Osamu Tezuka, of, as I understand it, Astro Boy fame had
written a truly unique story which allows for a truly unique gameplay
experience in many, but not all, ways. Since I suspect that some might
consider any aspect of this story "spoilers", I'll try to be brief
without leaving out any of the gametime oddities. The Gamespot review
has more on the origin of the storyline and the Dororo anime series
anyway. The player starts out controlling a character with two swords
for arms, in a black and white environment. While this scene is
effectively only a tutorial, it adds a nice bit of background to the
average run through the controls. Your character ends up being yet
another prophesied child, but his fate was all screwed up when Japanese
style demons stole 48 some odd body parts from him as an infant. This
left him horribly disfigured and without any arms, eyes, voice box, etc.
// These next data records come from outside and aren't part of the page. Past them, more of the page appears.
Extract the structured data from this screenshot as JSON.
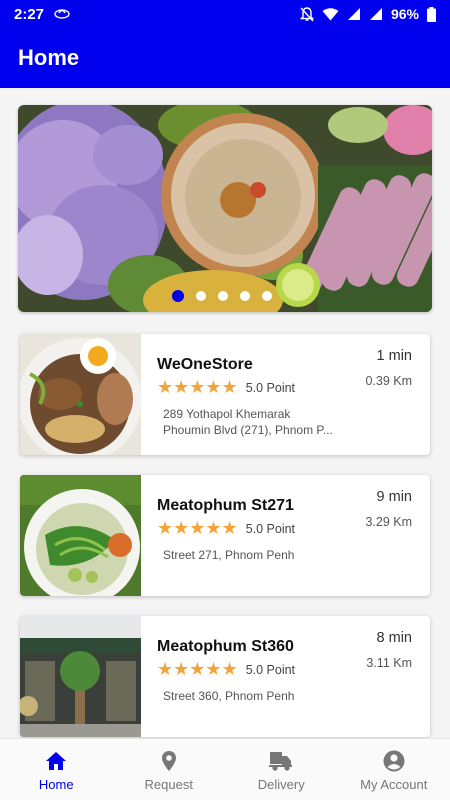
{
  "status_bar": {
    "time": "2:27",
    "battery": "96%",
    "icons": [
      "app-notification-icon",
      "notifications-off-icon",
      "wifi-icon",
      "signal-icon",
      "signal-icon",
      "battery-icon"
    ]
  },
  "app_bar": {
    "title": "Home"
  },
  "banner": {
    "slide_count": 5,
    "active_slide": 1
  },
  "stores": [
    {
      "name": "WeOneStore",
      "stars": "★★★★★",
      "rating": "5.0 Point",
      "address_lines": [
        "289 Yothapol Khemarak",
        "Phoumin Blvd (271), Phnom P..."
      ],
      "time": "1 min",
      "distance": "0.39 Km"
    },
    {
      "name": "Meatophum St271",
      "stars": "★★★★★",
      "rating": "5.0 Point",
      "address_lines": [
        "Street 271, Phnom Penh"
      ],
      "time": "9 min",
      "distance": "3.29 Km"
    },
    {
      "name": "Meatophum St360",
      "stars": "★★★★★",
      "rating": "5.0 Point",
      "address_lines": [
        "Street 360, Phnom Penh"
      ],
      "time": "8 min",
      "distance": "3.11 Km"
    }
  ],
  "bottom_nav": [
    {
      "label": "Home",
      "icon": "home-icon",
      "active": true
    },
    {
      "label": "Request",
      "icon": "location-pin-icon",
      "active": false
    },
    {
      "label": "Delivery",
      "icon": "delivery-truck-icon",
      "active": false
    },
    {
      "label": "My Account",
      "icon": "account-circle-icon",
      "active": false
    }
  ],
  "colors": {
    "primary": "#0000EE",
    "star": "#F3A33A",
    "inactive_nav": "#777777"
  }
}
Throughout the game, you defeat these demons and recover body parts
which gradually change the way you sound, add color to the screen, and
presumably more. I've only played the game for about an hour at this point.
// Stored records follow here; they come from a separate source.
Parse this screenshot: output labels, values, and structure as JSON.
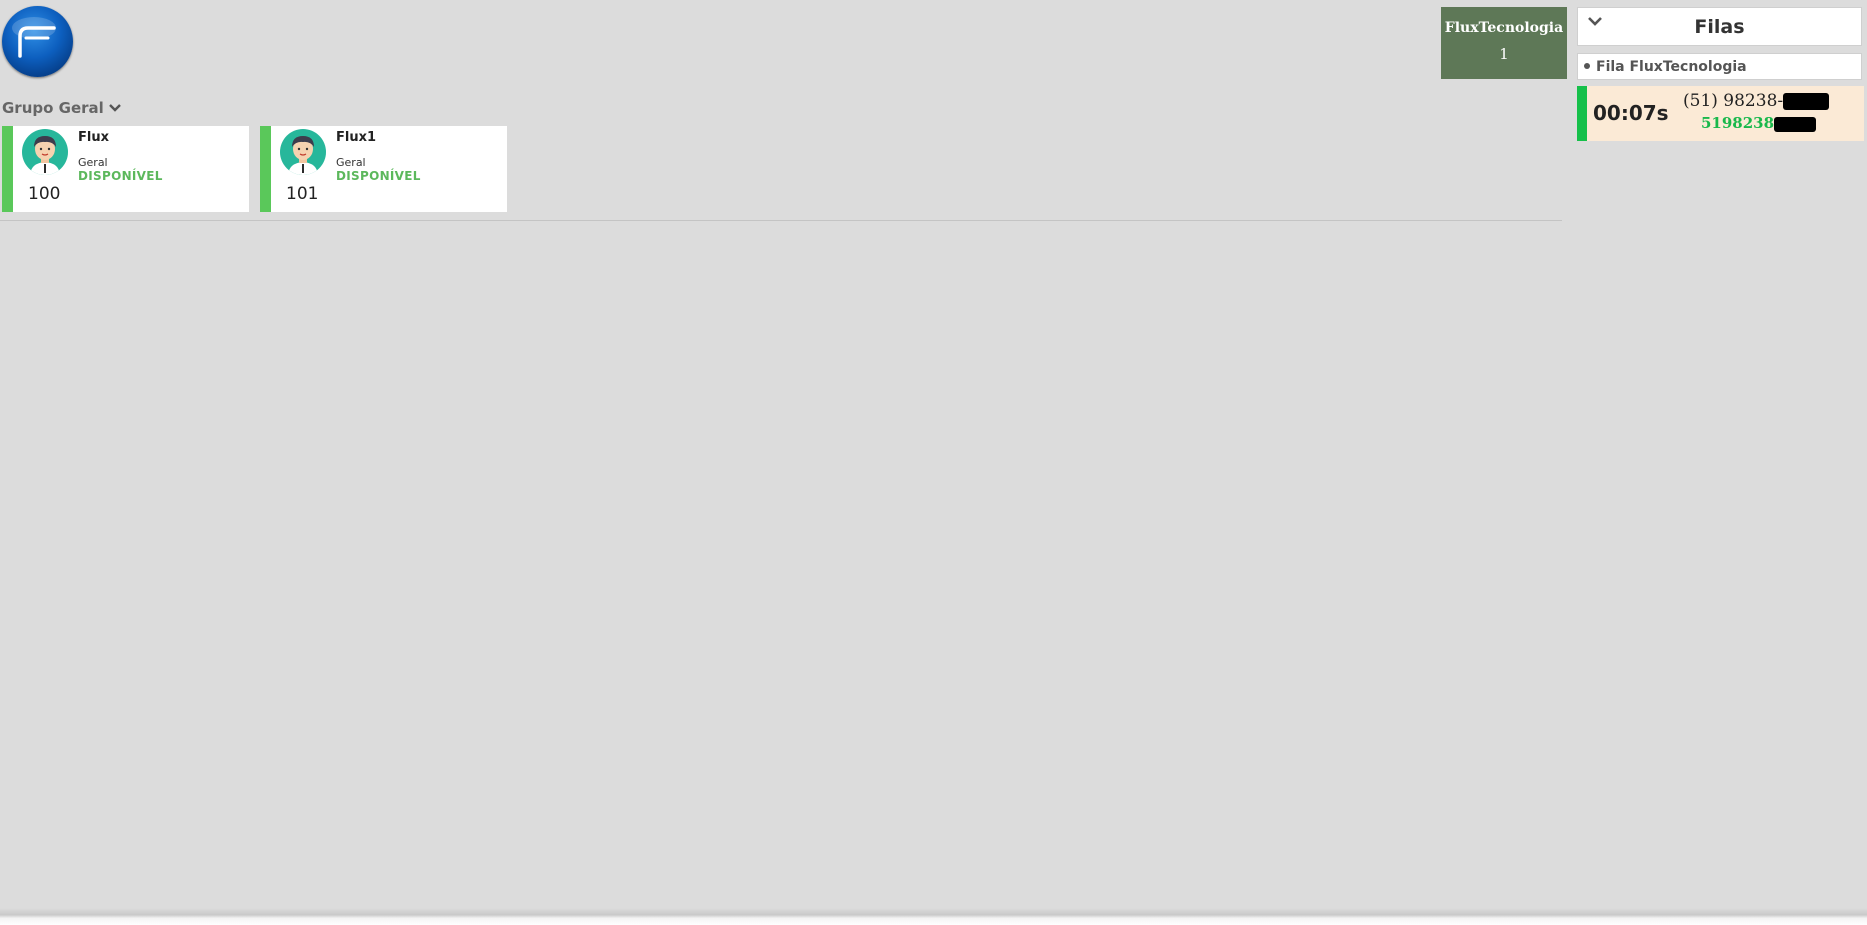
{
  "logo": {
    "icon": "flux-logo-icon"
  },
  "group": {
    "title": "Grupo Geral",
    "icon": "chevron-down-icon"
  },
  "agents": [
    {
      "name": "Flux",
      "group": "Geral",
      "status": "DISPONÍVEL",
      "extension": "100",
      "status_color": "#5cb85c"
    },
    {
      "name": "Flux1",
      "group": "Geral",
      "status": "DISPONÍVEL",
      "extension": "101",
      "status_color": "#5cb85c"
    }
  ],
  "queue_counter": {
    "name": "FluxTecnologia",
    "count": "1",
    "color": "#5e7857"
  },
  "right_panel": {
    "title": "Filas",
    "queues": [
      {
        "label": "Fila FluxTecnologia"
      }
    ],
    "calls": [
      {
        "elapsed": "00:07s",
        "number": "(51) 98238-",
        "sub_number": "5198238",
        "accent": "#16c04a"
      }
    ]
  }
}
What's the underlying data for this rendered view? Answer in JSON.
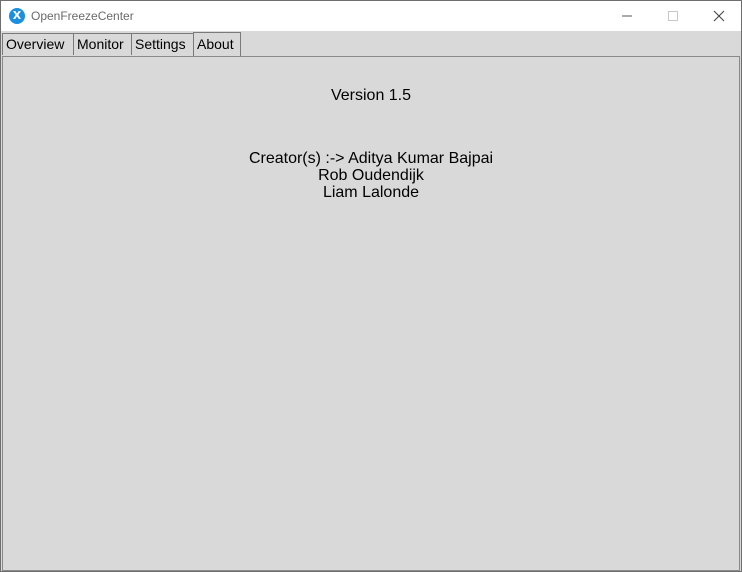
{
  "window": {
    "title": "OpenFreezeCenter",
    "icon_glyph": "X",
    "icon_name": "app-icon",
    "accent_color": "#1b8fe0"
  },
  "controls": {
    "minimize_icon": "minimize-icon",
    "maximize_icon": "maximize-icon",
    "close_icon": "close-icon"
  },
  "tabs": [
    {
      "label": "Overview"
    },
    {
      "label": "Monitor"
    },
    {
      "label": "Settings"
    },
    {
      "label": "About",
      "selected": true
    }
  ],
  "about": {
    "version": "Version 1.5",
    "creators_line1": "Creator(s) :-> Aditya Kumar Bajpai",
    "creators_line2": "Rob Oudendijk",
    "creators_line3": "Liam Lalonde"
  }
}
The fighting engine is fairly standard apart from a charge move which
causes a quick timer style combo event of button mashing to create a
special kill cinema. These mini-combos are basically ruined for me by
the dependance on the PS2's nonsensical button arrangement of circle,
square, triangle, X. Every time I have to look at the controller to
know which button to press, because I don't know by sequence where
triangle should be situated in regard to X. I imagine that this game
will finally force me to memorize Sony's terrible "organization" choice
in order to complete it. So, apart from that one aspect, the rest of
the fights involve mashing the left(fast) and top(strong) buttons on
the face diamond buttons, and winning rather easily. Graphically this
game is a treat, in relation to other PS2 games. The textures are
standard blurry PS2 textures, but there is practically no aliasing, and
a fair amount of detail on screen. It's no Ninja Gaiden, but it'll do.
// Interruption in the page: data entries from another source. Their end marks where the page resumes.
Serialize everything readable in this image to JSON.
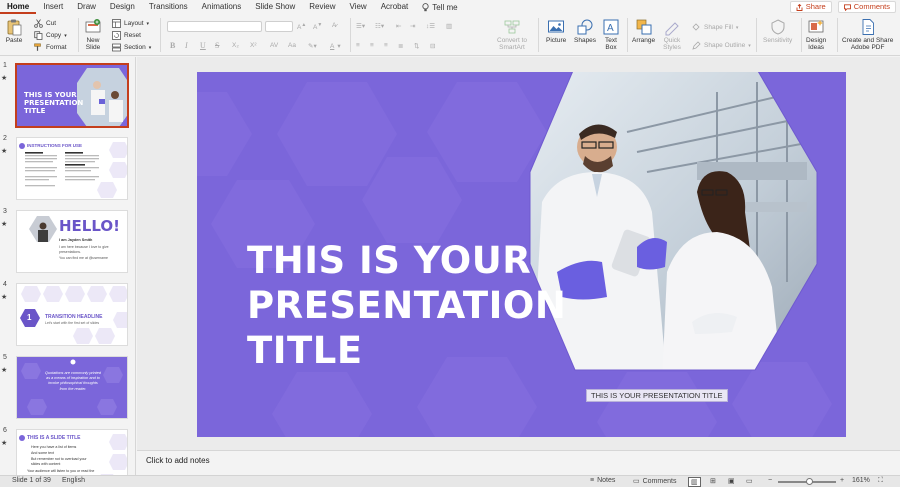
{
  "tabs": [
    "Home",
    "Insert",
    "Draw",
    "Design",
    "Transitions",
    "Animations",
    "Slide Show",
    "Review",
    "View",
    "Acrobat"
  ],
  "active_tab": "Home",
  "tell_me": "Tell me",
  "share_label": "Share",
  "comments_label": "Comments",
  "accent": "#c43e1c",
  "slide_bg": "#7b66da",
  "ribbon": {
    "paste": "Paste",
    "cut": "Cut",
    "copy": "Copy",
    "format": "Format",
    "new_slide_1": "New",
    "new_slide_2": "Slide",
    "layout": "Layout",
    "reset": "Reset",
    "section": "Section",
    "convert_1": "Convert to",
    "convert_2": "SmartArt",
    "picture": "Picture",
    "shapes": "Shapes",
    "textbox_1": "Text",
    "textbox_2": "Box",
    "arrange": "Arrange",
    "quick_1": "Quick",
    "quick_2": "Styles",
    "shape_fill": "Shape Fill",
    "shape_outline": "Shape Outline",
    "sensitivity": "Sensitivity",
    "design_1": "Design",
    "design_2": "Ideas",
    "create_1": "Create and Share",
    "create_2": "Adobe PDF",
    "bold": "B",
    "italic": "I",
    "underline": "U",
    "strike": "S"
  },
  "thumbnails": [
    {
      "num": "1",
      "title": "THIS IS YOUR PRESENTATION TITLE"
    },
    {
      "num": "2",
      "title": "INSTRUCTIONS FOR USE"
    },
    {
      "num": "3",
      "title": "HELLO!",
      "line1": "I am Jayden Smith",
      "line2": "I am here because I love to give presentations.",
      "line3": "You can find me at @username"
    },
    {
      "num": "4",
      "title": "TRANSITION HEADLINE",
      "sub": "Let's start with the first set of slides",
      "badge": "1"
    },
    {
      "num": "5",
      "quote": "Quotations are commonly printed as a means of inspiration and to invoke philosophical thoughts from the reader."
    },
    {
      "num": "6",
      "title": "THIS IS A SLIDE TITLE",
      "b1": "Here you have a list of items",
      "b2": "And some text",
      "b3": "But remember not to overload your slides with content",
      "b4": "Your audience will listen to you or read the"
    }
  ],
  "slide": {
    "title": "THIS IS YOUR\nPRESENTATION\nTITLE",
    "subtitle": "THIS IS YOUR PRESENTATION TITLE"
  },
  "notes_placeholder": "Click to add notes",
  "status": {
    "slide_counter": "Slide 1 of 39",
    "language": "English",
    "notes": "Notes",
    "comments": "Comments",
    "zoom": "161%"
  }
}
The series of boss fights that this game is only get more impressive as
the game goes on, and the replayability due to the nature of the game's
power ups is impressive. I'm mostly reminded of Berzerk for the
Dreamcast's graphical and storytelling style while playing this, and
since nobody was decent enough to port the newer PS2 Berserk to the
States, this seems like as good a reason as any to fire up a PS2.